Pourquoi cette cherté? Il faut un savoir-faire de longue haleine pour planter les bulbes à la saison exacte (généralement en août), et au bon endroit. Seuls des doigts menus et agiles sont capables d’en recueillir les pistils avant le lever du soleil - au premier rayon, les stigmates se mettent à enfler, perdant illico leurs vertus médicinales qu’on dit anticancéreuses. Leur flaveur ambiguë s’en étiole aussi. Celle-ci vous imprègne d’emblée les narines et les papilles d’une mixture qui évoque le musc, le miel biblique et la curcumine des currys indiens.

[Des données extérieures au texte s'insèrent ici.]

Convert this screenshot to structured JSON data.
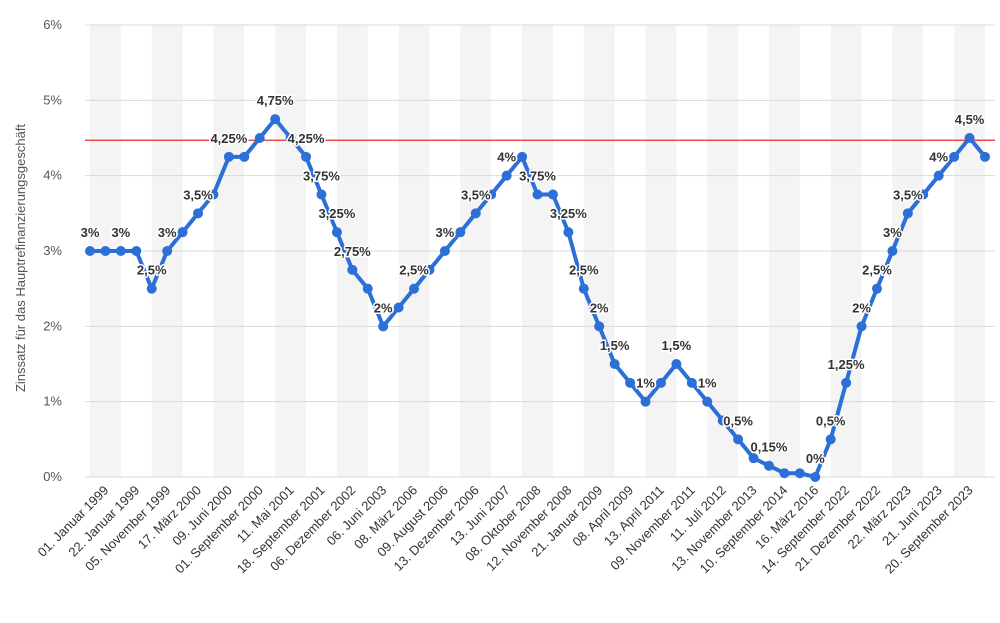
{
  "chart_data": {
    "type": "line",
    "title": "",
    "xlabel": "",
    "ylabel": "Zinssatz für das Hauptrefinanzierungsgeschäft",
    "ylim": [
      0,
      6
    ],
    "y_ticks": [
      "0%",
      "1%",
      "2%",
      "3%",
      "4%",
      "5%",
      "6%"
    ],
    "x_tick_labels": [
      "01. Januar 1999",
      "22. Januar 1999",
      "05. November 1999",
      "17. März 2000",
      "09. Juni 2000",
      "01. September 2000",
      "11. Mai 2001",
      "18. September 2001",
      "06. Dezember 2002",
      "06. Juni 2003",
      "08. März 2006",
      "09. August 2006",
      "13. Dezember 2006",
      "13. Juni 2007",
      "08. Oktober 2008",
      "12. November 2008",
      "21. Januar 2009",
      "08. April 2009",
      "13. April 2011",
      "09. November 2011",
      "11. Juli 2012",
      "13. November 2013",
      "10. September 2014",
      "16. März 2016",
      "14. September 2022",
      "21. Dezember 2022",
      "22. März 2023",
      "21. Juni 2023",
      "20. September 2023"
    ],
    "reference_line": {
      "value": 4.47,
      "color": "#e03030"
    },
    "series": [
      {
        "name": "Zinssatz",
        "color": "#2c6fd6",
        "values": [
          3,
          3,
          3,
          3,
          2.5,
          3,
          3.25,
          3.5,
          3.75,
          4.25,
          4.25,
          4.5,
          4.75,
          4.5,
          4.25,
          3.75,
          3.25,
          2.75,
          2.5,
          2,
          2.25,
          2.5,
          2.75,
          3,
          3.25,
          3.5,
          3.75,
          4,
          4.25,
          3.75,
          3.75,
          3.25,
          2.5,
          2,
          1.5,
          1.25,
          1,
          1.25,
          1.5,
          1.25,
          1,
          0.75,
          0.5,
          0.25,
          0.15,
          0.05,
          0.05,
          0,
          0.5,
          1.25,
          2,
          2.5,
          3,
          3.5,
          3.75,
          4,
          4.25,
          4.5,
          4.25
        ]
      }
    ],
    "data_labels": [
      {
        "index": 0,
        "text": "3%"
      },
      {
        "index": 2,
        "text": "3%"
      },
      {
        "index": 4,
        "text": "2,5%"
      },
      {
        "index": 5,
        "text": "3%"
      },
      {
        "index": 7,
        "text": "3,5%"
      },
      {
        "index": 9,
        "text": "4,25%"
      },
      {
        "index": 12,
        "text": "4,75%"
      },
      {
        "index": 14,
        "text": "4,25%"
      },
      {
        "index": 15,
        "text": "3,75%"
      },
      {
        "index": 16,
        "text": "3,25%"
      },
      {
        "index": 17,
        "text": "2,75%"
      },
      {
        "index": 19,
        "text": "2%"
      },
      {
        "index": 21,
        "text": "2,5%"
      },
      {
        "index": 23,
        "text": "3%"
      },
      {
        "index": 25,
        "text": "3,5%"
      },
      {
        "index": 27,
        "text": "4%"
      },
      {
        "index": 29,
        "text": "3,75%"
      },
      {
        "index": 31,
        "text": "3,25%"
      },
      {
        "index": 32,
        "text": "2,5%"
      },
      {
        "index": 33,
        "text": "2%"
      },
      {
        "index": 34,
        "text": "1,5%"
      },
      {
        "index": 36,
        "text": "1%"
      },
      {
        "index": 38,
        "text": "1,5%"
      },
      {
        "index": 40,
        "text": "1%"
      },
      {
        "index": 42,
        "text": "0,5%"
      },
      {
        "index": 44,
        "text": "0,15%"
      },
      {
        "index": 47,
        "text": "0%"
      },
      {
        "index": 48,
        "text": "0,5%"
      },
      {
        "index": 49,
        "text": "1,25%"
      },
      {
        "index": 50,
        "text": "2%"
      },
      {
        "index": 51,
        "text": "2,5%"
      },
      {
        "index": 52,
        "text": "3%"
      },
      {
        "index": 53,
        "text": "3,5%"
      },
      {
        "index": 55,
        "text": "4%"
      },
      {
        "index": 57,
        "text": "4,5%"
      }
    ]
  }
}
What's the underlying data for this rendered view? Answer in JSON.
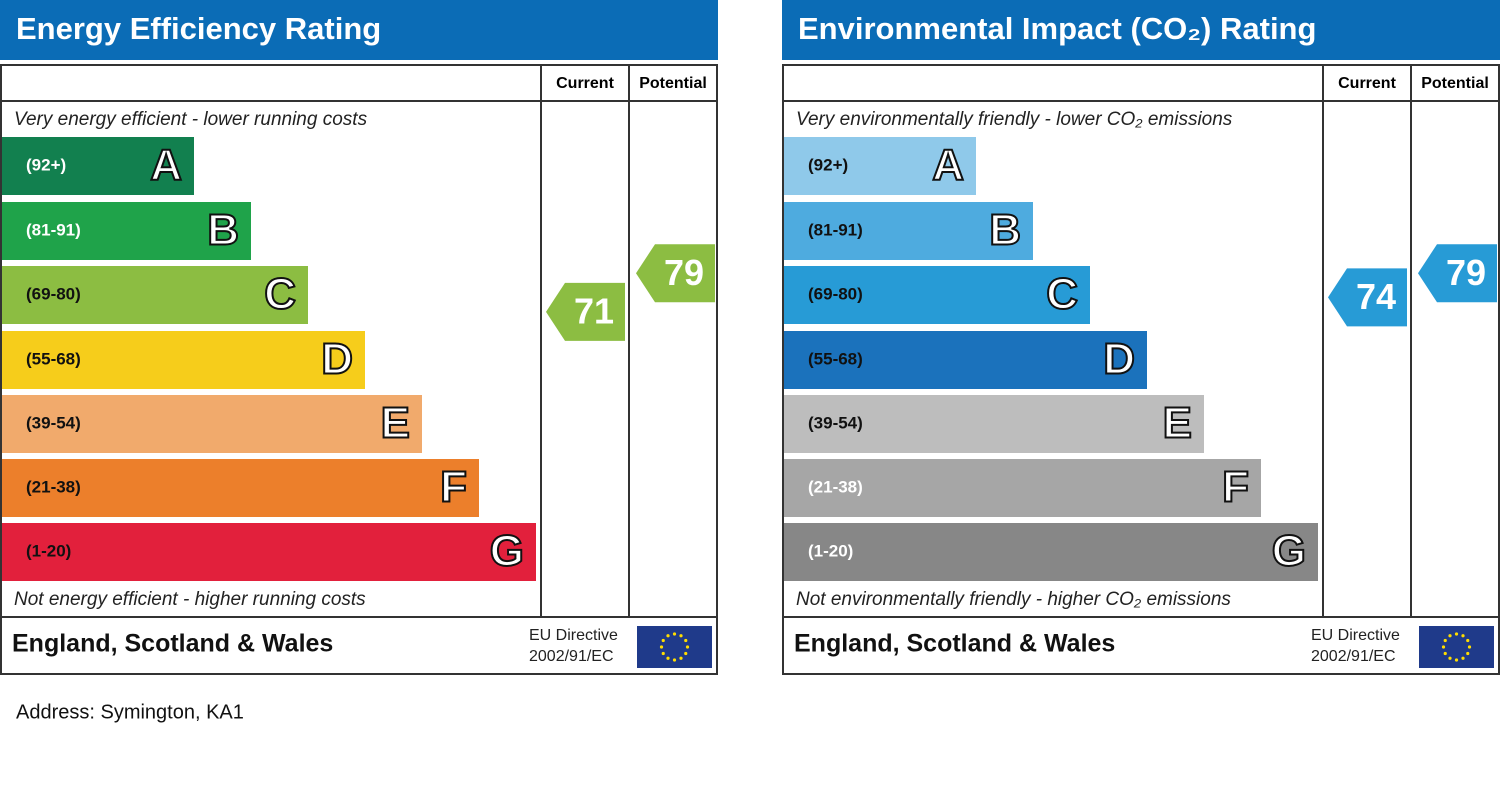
{
  "panels": [
    {
      "title": "Energy Efficiency Rating",
      "header": {
        "current": "Current",
        "potential": "Potential"
      },
      "top_note": "Very energy efficient - lower running costs",
      "bottom_note": "Not energy efficient - higher running costs",
      "bands": [
        {
          "range": "(92+)",
          "letter": "A",
          "color": "#12804f",
          "label_color": "#ffffff"
        },
        {
          "range": "(81-91)",
          "letter": "B",
          "color": "#1fa34a",
          "label_color": "#ffffff"
        },
        {
          "range": "(69-80)",
          "letter": "C",
          "color": "#8cbd42",
          "label_color": "#111111"
        },
        {
          "range": "(55-68)",
          "letter": "D",
          "color": "#f6cd1b",
          "label_color": "#111111"
        },
        {
          "range": "(39-54)",
          "letter": "E",
          "color": "#f1aa6c",
          "label_color": "#111111"
        },
        {
          "range": "(21-38)",
          "letter": "F",
          "color": "#ec7f2b",
          "label_color": "#111111"
        },
        {
          "range": "(1-20)",
          "letter": "G",
          "color": "#e2203c",
          "label_color": "#111111"
        }
      ],
      "current": 71,
      "potential": 79,
      "footer": {
        "region": "England, Scotland & Wales",
        "directive_line1": "EU Directive",
        "directive_line2": "2002/91/EC"
      }
    },
    {
      "title": "Environmental Impact (CO₂) Rating",
      "header": {
        "current": "Current",
        "potential": "Potential"
      },
      "top_note": "Very environmentally friendly - lower CO₂ emissions",
      "bottom_note": "Not environmentally friendly - higher CO₂ emissions",
      "bands": [
        {
          "range": "(92+)",
          "letter": "A",
          "color": "#8fc9ea",
          "label_color": "#111111"
        },
        {
          "range": "(81-91)",
          "letter": "B",
          "color": "#4eabdf",
          "label_color": "#111111"
        },
        {
          "range": "(69-80)",
          "letter": "C",
          "color": "#279bd6",
          "label_color": "#111111"
        },
        {
          "range": "(55-68)",
          "letter": "D",
          "color": "#1b72bc",
          "label_color": "#111111"
        },
        {
          "range": "(39-54)",
          "letter": "E",
          "color": "#bdbdbd",
          "label_color": "#111111"
        },
        {
          "range": "(21-38)",
          "letter": "F",
          "color": "#a6a6a6",
          "label_color": "#ffffff"
        },
        {
          "range": "(1-20)",
          "letter": "G",
          "color": "#878787",
          "label_color": "#ffffff"
        }
      ],
      "current": 74,
      "potential": 79,
      "footer": {
        "region": "England, Scotland & Wales",
        "directive_line1": "EU Directive",
        "directive_line2": "2002/91/EC"
      }
    }
  ],
  "address": "Address: Symington, KA1"
}
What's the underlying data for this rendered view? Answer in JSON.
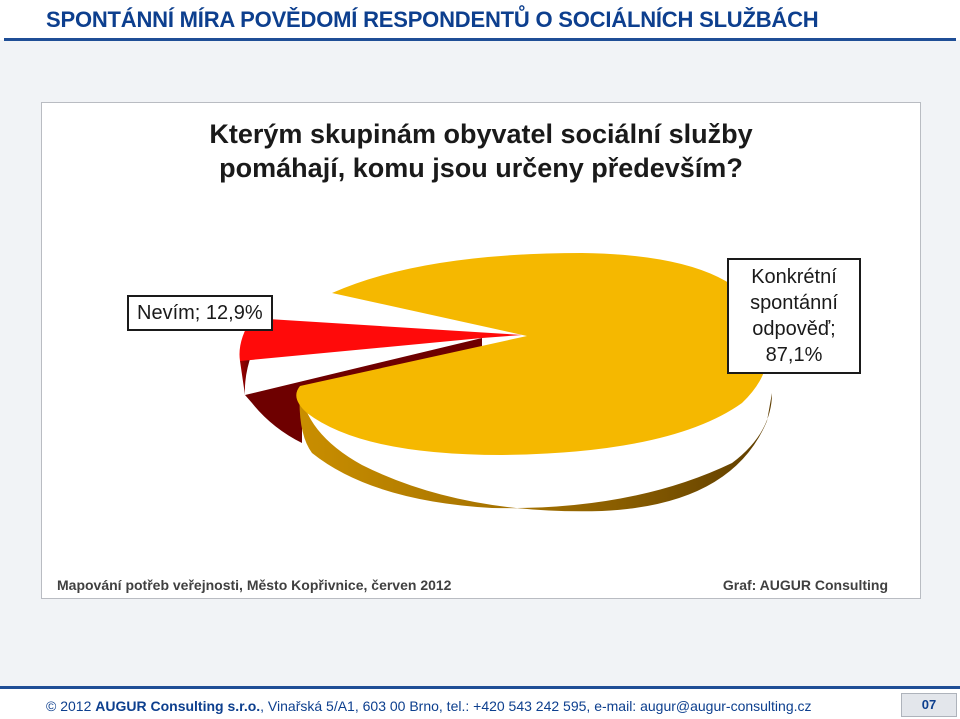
{
  "header": {
    "title": "SPONTÁNNÍ MÍRA POVĚDOMÍ RESPONDENTŮ O SOCIÁLNÍCH SLUŽBÁCH"
  },
  "chart_data": {
    "type": "pie",
    "title": "Kterým skupinám obyvatel sociální služby pomáhají, komu jsou určeny především?",
    "slices": [
      {
        "label": "Konkrétní spontánní odpověď",
        "value": 87.1,
        "display": "87,1%",
        "color": "#f5b800",
        "exploded": false
      },
      {
        "label": "Nevím",
        "value": 12.9,
        "display": "12,9%",
        "color": "#ff0a0a",
        "exploded": true
      }
    ],
    "data_labels": [
      {
        "lines": [
          "Konkrétní",
          "spontánní",
          "odpověď;",
          "87,1%"
        ]
      },
      {
        "lines": [
          "Nevím; 12,9%"
        ]
      }
    ],
    "style": "3d-exploded"
  },
  "chart_notes": {
    "source": "Mapování potřeb veřejnosti, Město Kopřivnice, červen 2012",
    "credit": "Graf: AUGUR Consulting"
  },
  "footer": {
    "copyright_symbol": "©",
    "year": "2012",
    "company": "AUGUR Consulting s.r.o.",
    "contact": ", Vinařská 5/A1, 603 00 Brno, tel.: +420 543 242 595, e-mail: augur@augur-consulting.cz",
    "page_number": "07"
  }
}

Du safran, on en cultive aussi en Suisse depuis le moyen âge. A Mund, notamment, en Valais, ce qui ajoute un mystère supplémentaire au cher Vieux Canton. Or, par l’édition de Terre & Nature du 21 octobre, j’apprends par l’excellent Daniel Aubort qu’une de ses collègues photographes s’est créé à son tour une petite safranière «sur les hauts de Lausanne». Où, plus précisément? On nous répond par un sourire muet de champignonneur. Vus les chiffres indiqués en haut, ça se comprend. Bûchant et bêchant seule sur son lopinet vaudois expérimental, Martine Devolz ne destinerait ses récoltes d’or rouge qu’à la fabrication d’une «huile pour le corps». Un onguent balsamique, comme en offriraient les Rois mages.